На Николу зимнего все собирались за именинным столом, где, по выражению М.А., «восседал как некий бог Саваоф» сам именинник. Жена его, Мария Силовна, ставила на стол пироги. В одном из них запекался серебряный гривенник. Нашедший его считался особо удачливым, и за его здоровье пили. Бог Саваоф любил рассказать незамысловатый анекдот, исказив его до неузнаваемости, чем вызывал смех молодой веселой компании.
Так и не узнал до самой смерти Николай Михайлович Покровский, что послужил прообразом гениального хирурга Филиппа Филипповича Преображенского, превратившего собаку в человека, сделав ей операцию на головном мозгу.
Л.Е. Белозерская, из книги «О, мед воспоминаний»
Серые гармонии труб горели. Шторы скрыли густую пречистенскую ночь с ее одинокою звездою. Высшее существо, важный песий благотворитель сидел в кресле, а пес Шарик, привалившись, лежал на ковре у кожаного дивана. От мартовского тумана пес по утрам страдал головными болями, которые мучили его кольцом по головному шву. Но от тепла к вечеру они проходили. И сейчас легчало, легчало, и мысли в голове пса текли складные и теплые.

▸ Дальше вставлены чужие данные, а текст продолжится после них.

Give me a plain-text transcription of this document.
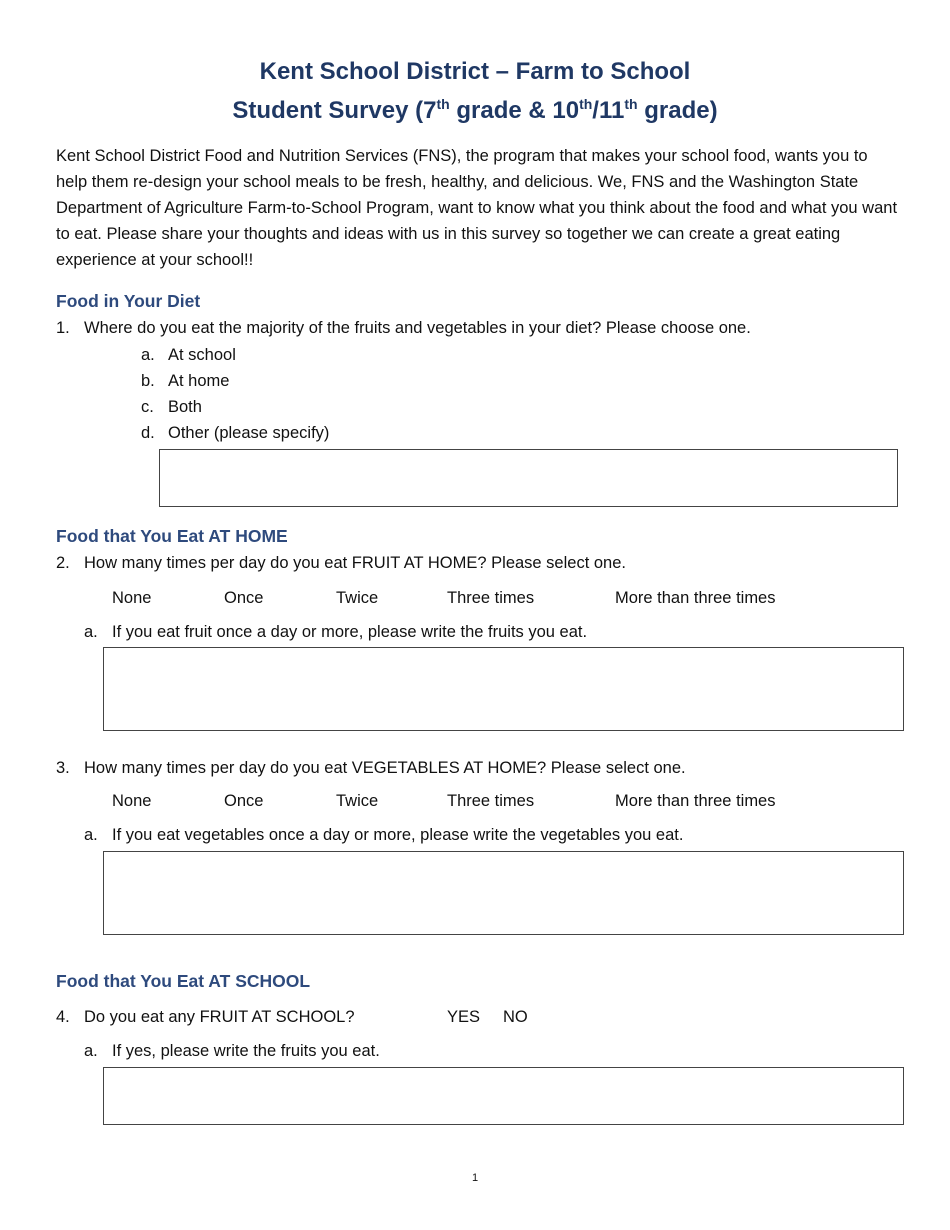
Kent School District – Farm to School
Student Survey (7th grade & 10th/11th grade)
Kent School District Food and Nutrition Services (FNS), the program that makes your school food, wants you to help them re-design your school meals to be fresh, healthy, and delicious. We, FNS and the Washington State Department of Agriculture Farm-to-School Program, want to know what you think about the food and what you want to eat. Please share your thoughts and ideas with us in this survey so together we can create a great eating experience at your school!!
Food in Your Diet
1. Where do you eat the majority of the fruits and vegetables in your diet? Please choose one.
a. At school
b. At home
c. Both
d. Other (please specify)
Food that You Eat AT HOME
2. How many times per day do you eat FRUIT AT HOME? Please select one.
None	Once	Twice	Three times	More than three times
a. If you eat fruit once a day or more, please write the fruits you eat.
3. How many times per day do you eat VEGETABLES AT HOME? Please select one.
None	Once	Twice	Three times	More than three times
a. If you eat vegetables once a day or more, please write the vegetables you eat.
Food that You Eat AT SCHOOL
4. Do you eat any FRUIT AT SCHOOL?	YES NO
a. If yes, please write the fruits you eat.
1
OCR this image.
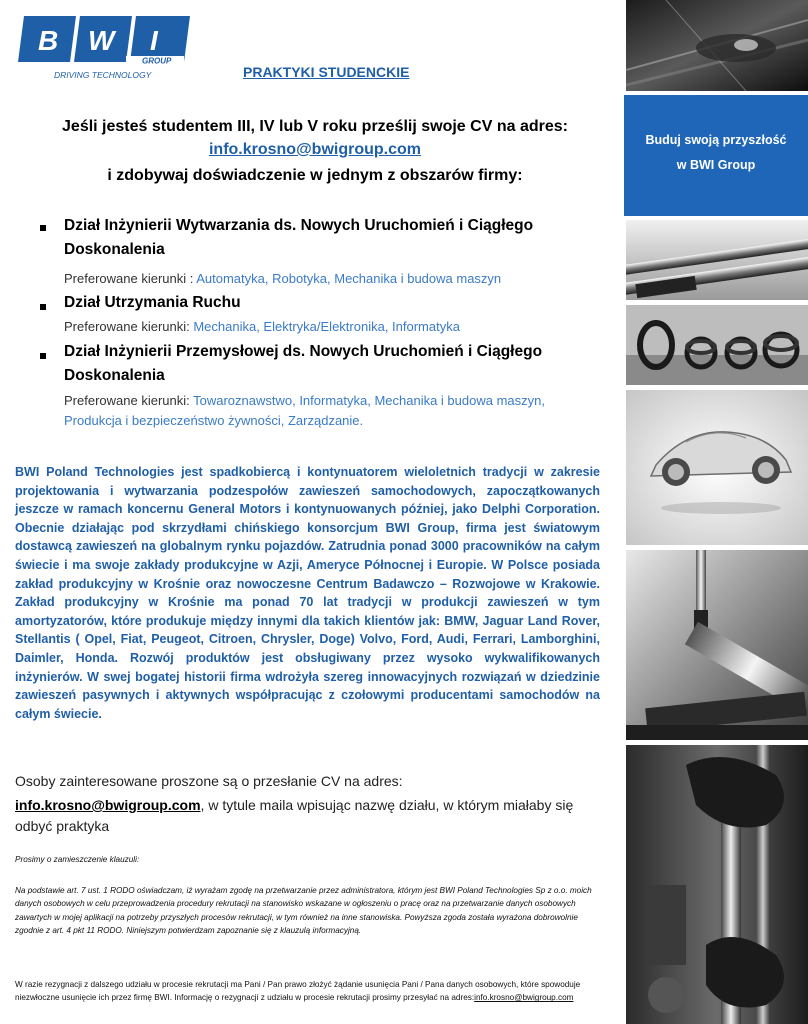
B W I
GROUP
DRIVING TECHNOLOGY	PRAKTYKI STUDENCKIE
Jeśli jesteś studentem III, IV lub V roku prześlij swoje CV na adres:
info.krosno@bwigroup.com
i zdobywaj doświadczenie w jednym z obszarów firmy:
Dział Inżynierii Wytwarzania ds. Nowych Uruchomień i Ciągłego Doskonalenia
Preferowane kierunki : Automatyka, Robotyka, Mechanika i budowa maszyn
Dział Utrzymania Ruchu
Preferowane kierunki: Mechanika, Elektryka/Elektronika, Informatyka
Dział Inżynierii Przemysłowej ds. Nowych Uruchomień i Ciągłego Doskonalenia
Preferowane kierunki: Towaroznawstwo, Informatyka, Mechanika i budowa maszyn, Produkcja i bezpieczeństwo żywności, Zarządzanie.
BWI Poland Technologies jest spadkobiercą i kontynuatorem wieloletnich tradycji w zakresie projektowania i wytwarzania podzespołów zawieszeń samochodowych, zapoczątkowanych jeszcze w ramach koncernu General Motors i kontynuowanych później, jako Delphi Corporation. Obecnie działając pod skrzydłami chińskiego konsorcjum BWI Group, firma jest światowym dostawcą zawieszeń na globalnym rynku pojazdów. Zatrudnia ponad 3000 pracowników na całym świecie i ma swoje zakłady produkcyjne w Azji, Ameryce Północnej i Europie. W Polsce posiada zakład produkcyjny w Krośnie oraz nowoczesne Centrum Badawczo – Rozwojowe w Krakowie. Zakład produkcyjny w Krośnie ma ponad 70 lat tradycji w produkcji zawieszeń w tym amortyzatorów, które produkuje między innymi dla takich klientów jak: BMW, Jaguar Land Rover, Stellantis ( Opel, Fiat, Peugeot, Citroen, Chrysler, Doge) Volvo, Ford, Audi, Ferrari, Lamborghini, Daimler, Honda. Rozwój produktów jest obsługiwany przez wysoko wykwalifikowanych inżynierów. W swej bogatej historii firma wdrożyła szereg innowacyjnych rozwiązań w dziedzinie zawieszeń pasywnych i aktywnych współpracując z czołowymi producentami samochodów na całym świecie.
Osoby zainteresowane proszone są o przesłanie CV na adres:
info.krosno@bwigroup.com, w tytule maila wpisując nazwę działu, w którym miałaby się odbyć praktyka
Prosimy o zamieszczenie klauzuli:
Na podstawie art. 7 ust. 1 RODO oświadczam, iż wyrażam zgodę na przetwarzanie przez administratora, którym jest BWI Poland Technologies Sp z o.o. moich danych osobowych w celu przeprowadzenia procedury rekrutacji na stanowisko wskazane w ogłoszeniu o pracę oraz na przetwarzanie danych osobowych zawartych w mojej aplikacji na potrzeby przyszłych procesów rekrutacji, w tym również na inne stanowiska. Powyższa zgoda została wyrażona dobrowolnie zgodnie z art. 4 pkt 11 RODO. Niniejszym potwierdzam zapoznanie się z klauzulą informacyjną.
W razie rezygnacji z dalszego udziału w procesie rekrutacji ma Pani / Pan prawo złożyć żądanie usunięcia Pani / Pana danych osobowych, które spowoduje niezwłoczne usunięcie ich przez firmę BWI. Informację o rezygnacji z udziału w procesie rekrutacji prosimy przesyłać na adres:info.krosno@bwigroup.com
Buduj swoją przyszłość
w BWI Group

«Так свезло мне, так свезло. — думал он, задремывая, — просто неописуемо свезло. Утвердился я в этой квартире. Окончательно уверен я, что в моем происхождении нечисто. Тут не без водолаза. Потаскуха была моя бабушка, царство ей небесное, старушке. Утвердился. Правда, голову всю исполосовали зачем-то, но это заживет до свадьбы. Нам на это нечего смотреть».
В отдалении глухо позвякивали склянки. Тяпнутый убирал в шкафах смотровой.
Седой же волшебник сидел и напевал:
— «К берегам священным Нила...»
Пес видел страшные дела. Руки в скользких перчатках важный человек погружал в сосуд, доставал мозги. Упорный человек, настойчивый, все чего-то добивался в них, резал рассматривал, щурился и пел:
— «К берегам священным Нила...»
«Собачье сердце», эпилог
В Обухов? Сделайте одолжение. Очень хорошо известен нам этот переулок.
Фить-фить! Сюда? С удово... Э, нет, позвольте. Нет. Тут швейцар. А уж хуже этого ничего на свете нет. Во много раз опаснее дворника. Совершенно ненавистная порода. Гаже котов. Живодер в позументе.
— Да не бойся ты, иди.
— Здравия желаю, Филипп Филиппович.
— Здравствуй, Федор.
Вот это — личность. Боже мой, на кого же ты нанесла меня, собачья моя доля! Что это за такое лицо, которое может псов с улицы мимо швейцаров вводить в дом жилищного товарищества? Посмотрите, этот подлец — ни звука, ни движения! Правда, в глазах у него пасмурно, но, в общем, он равнодушен под околышем с золотыми галунами. Словно так и полагается. Уважает, господа, до чего уважает! Ну-с, а я с ним и за ним. Что, тронул? Выкуси.
Вот бы тяпнуть за пролетарскую мозолистую ногу. За все издевательства вашего брата. Щеткой сколько раз морду уродовал мне, а?
— Иди, иди.
Понимаем, понимаем, не извольте беспокоиться. Куда вы, туда и мы. Вы только дорожку указывайте, а я уж не отстану, несмотря на отчаянный мой бок.
С лестницы вниз:
— Писем мне, Федор, не было?
Снизу на лестницу почтительно:
— Никак нет, Филипп Филиппович (интимно вполголоса вдогонку), — а в третью квартиру жилтоварищей вселили.
Важный песий благотворитель круто обернулся на ступеньке и, перегнувшись через перила, в ужасе спросил:
— Ну-у?
Глаза его округлились и усы встали дыбом.
«Собачье сердце», глава 1
Филипп Филиппович позвонил и пришла Зина.
— Зинуша, что это такое значит?
— Опять общее собрание сделали, Филипп Филиппович, — ответила Зина.
— Опять! — горестно воскликнул Филипп Филиппович, — ну, теперь стало быть, пошло, пропал Калабуховский дом! Придется уезжать, но куда, спрашивается. Все будет как по маслу. Вначале каждый вечер пение, затем в сортирах замерзнут трубы, потом лопнет котел в паровом отоплении и так далее. Крышка Калабухову!